There’s a recent line of thinking that women have realized they can’t have it all, and they’re choosing to stay in lower levels of responsibility. That the reason women hold less than 5% of the CEO titles at Fortune 500 companies is because they are stepping away from professional opportunities, whether to raise their families or just to have a more balanced life. Hence the advice to accept any opportunity that comes along.
But is this really the message women need to hear? I’m not convinced. Ask any woman in a position of power how she got there and she’s likely to tell you that she did it by doing whatever she was asked, whatever it took to make herself stand out, to rise above the men around her. And when you ask her to look more closely, she’s also likely to say that what she had to do was far more than the men around her who hold positions similar to hers.
That is the reality that I’ve seen too.
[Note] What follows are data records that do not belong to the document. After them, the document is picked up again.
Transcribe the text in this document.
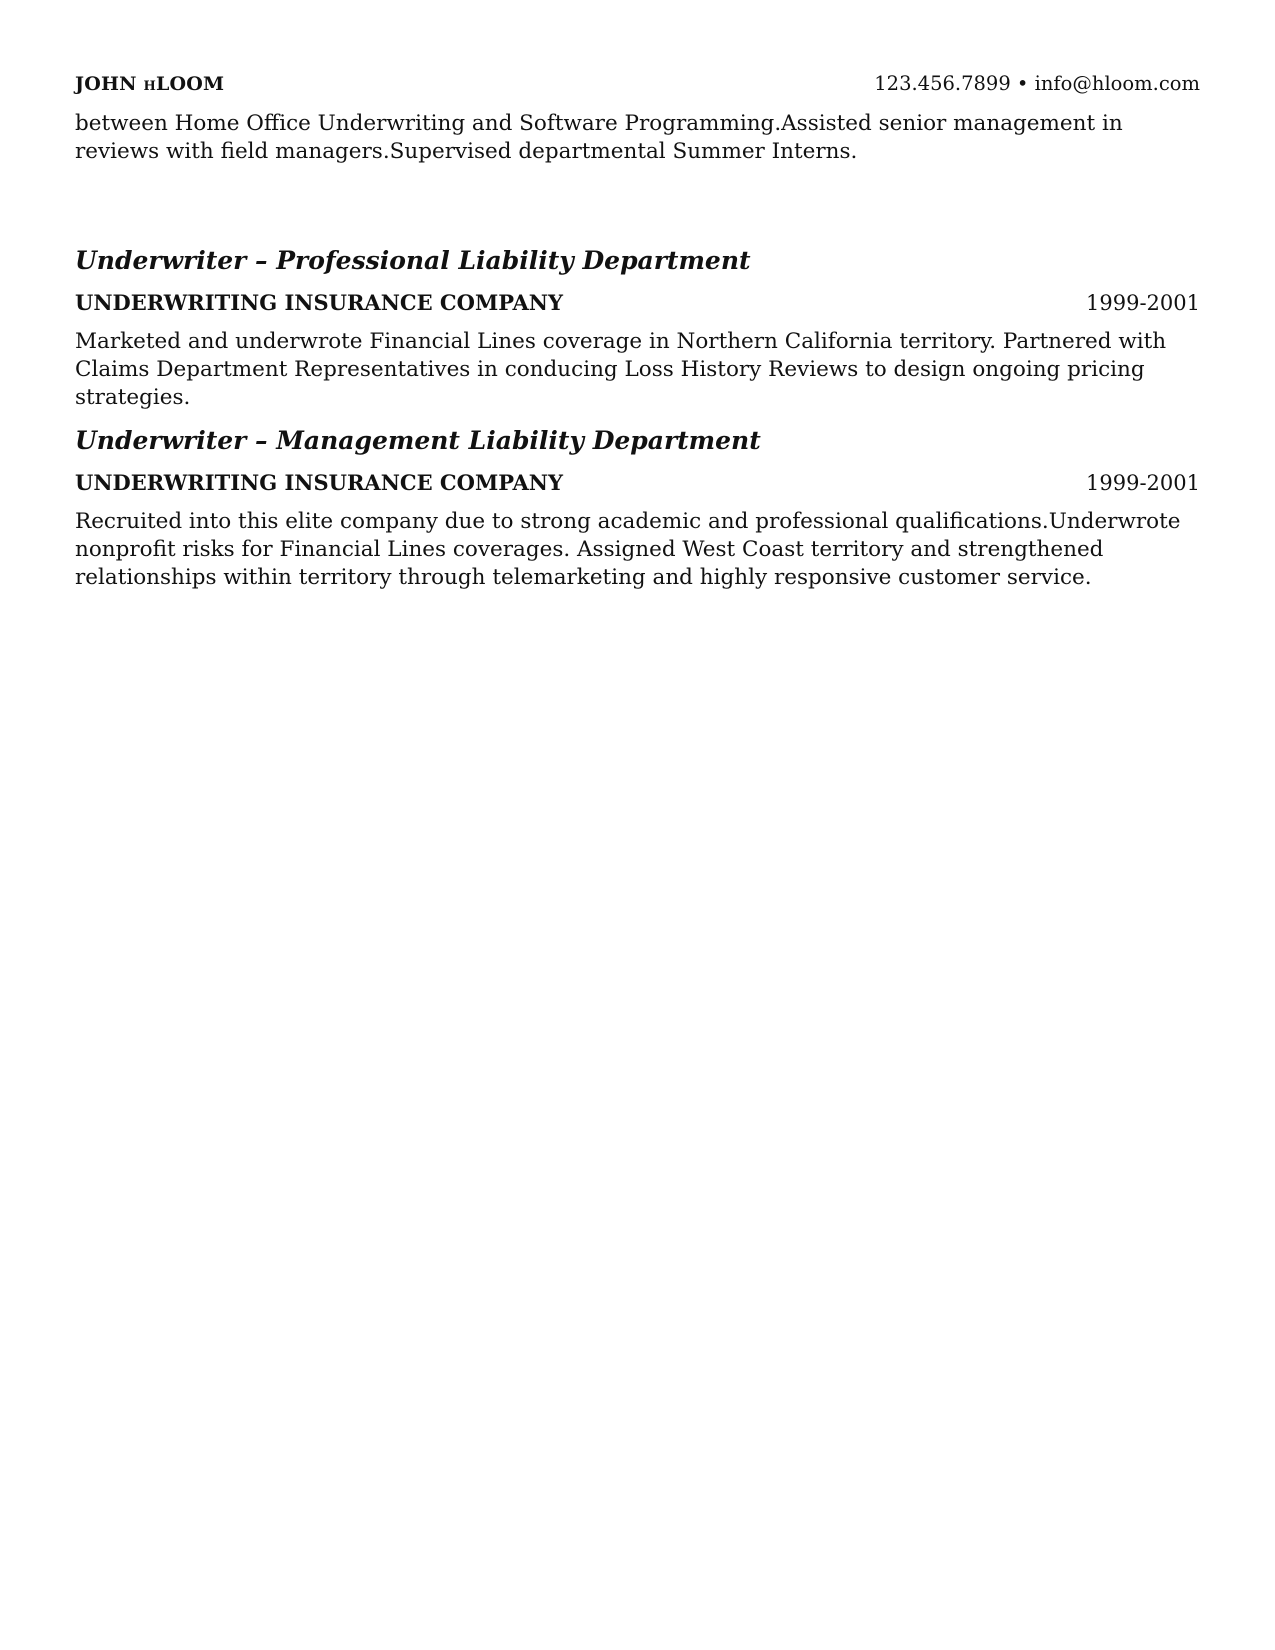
JOHN HLOOM	123.456.7899 • info@hloom.com

between Home Office Underwriting and Software Programming.Assisted senior management in reviews with field managers.Supervised departmental Summer Interns.

Underwriter – Professional Liability Department
UNDERWRITING INSURANCE COMPANY	1999-2001

Marketed and underwrote Financial Lines coverage in Northern California territory. Partnered with Claims Department Representatives in conducing Loss History Reviews to design ongoing pricing strategies.

Underwriter – Management Liability Department
UNDERWRITING INSURANCE COMPANY	1999-2001

Recruited into this elite company due to strong academic and professional qualifications.Underwrote nonprofit risks for Financial Lines coverages. Assigned West Coast territory and strengthened relationships within territory through telemarketing and highly responsive customer service.
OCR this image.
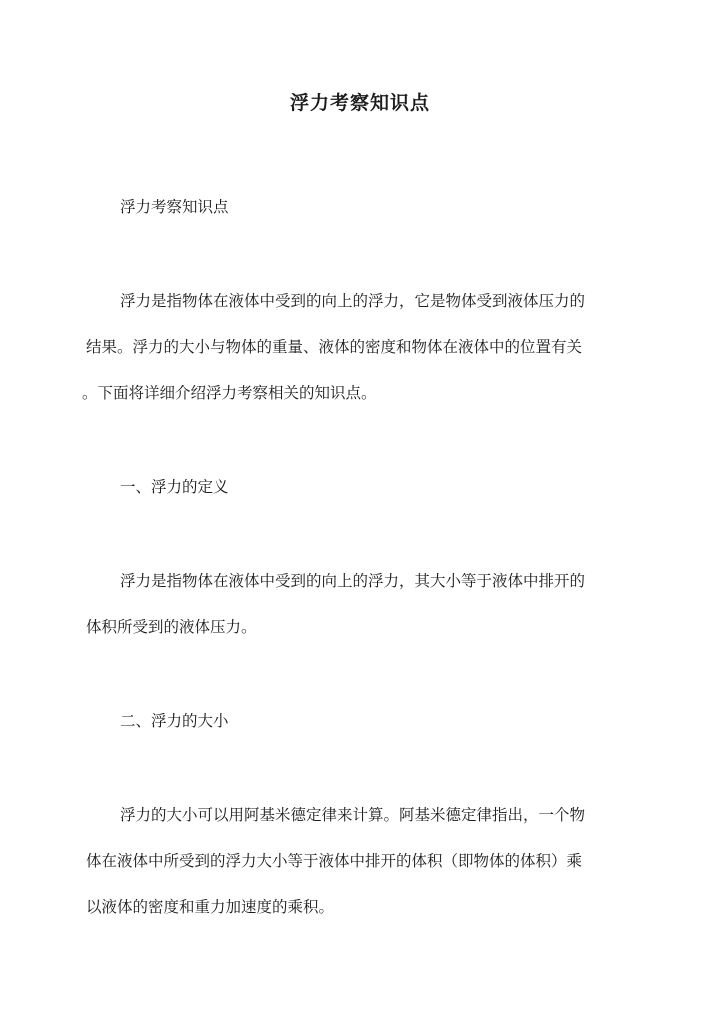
浮力考察知识点
浮力考察知识点
浮力是指物体在液体中受到的向上的浮力，它是物体受到液体压力的
结果。浮力的大小与物体的重量、液体的密度和物体在液体中的位置有关
。下面将详细介绍浮力考察相关的知识点。
一、浮力的定义
浮力是指物体在液体中受到的向上的浮力，其大小等于液体中排开的
体积所受到的液体压力。
二、浮力的大小
浮力的大小可以用阿基米德定律来计算。阿基米德定律指出，一个物
体在液体中所受到的浮力大小等于液体中排开的体积（即物体的体积）乘
以液体的密度和重力加速度的乘积。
Women – especially women of color – have to do more, and they have to do it all twice as well as a man in order to be acknowledged as skillful, talented, smart, and promotable.
I got into the corporate world entirely by accident, since I’m a social worker who has no business working on Wall Street. But when a little agency I started working for many years ago began to expand across the country my job expanded right along with it. Over a period of ten years I held at least a half dozen different titles as I was promoted to new levels of responsibility. This was considered success, and it looks great on my resume today. The problem was that as I gained new responsibilities it was also expected that I keep the old ones. So my job got bigger and bigger even as the rest of my life got smaller.
Maybe this is why women walk away from it all. I know it’s why I did.
And if this is true, then the issue is not one of saying yes but of saying no. How many times have you heard that if you want to get something done, ask a busy woman? And why? Because we all say yes! And then we kick butt to make sure the job gets done well since there is still that do-it-better-than-the-boys-thing happening. See the trap?
When people ask me how it is that I changed my life so radically over the last few years, the best answer I can give them is that I learned that the word “No” is a complete sentence. I learned to say no. Without explanation or justification. Just no.
Men do this all the time, have you noticed? They may offer an option, like “No, why don’t you ask _________ (fill in the blank with a name and it will usually be a woman’s!) to handle that?” But most often they just refuse and move on with whatever it is they were doing already.
Every time you say yes to one thing you have to say no to something else. Since there is a finite number of hours in a day it really is true that we can’t do it all.
By saying no a lot more often you get to say yes to what you really want to do, to do what you’re best at doing, and to create the life you want to live rather than the one everyone else thinks you should.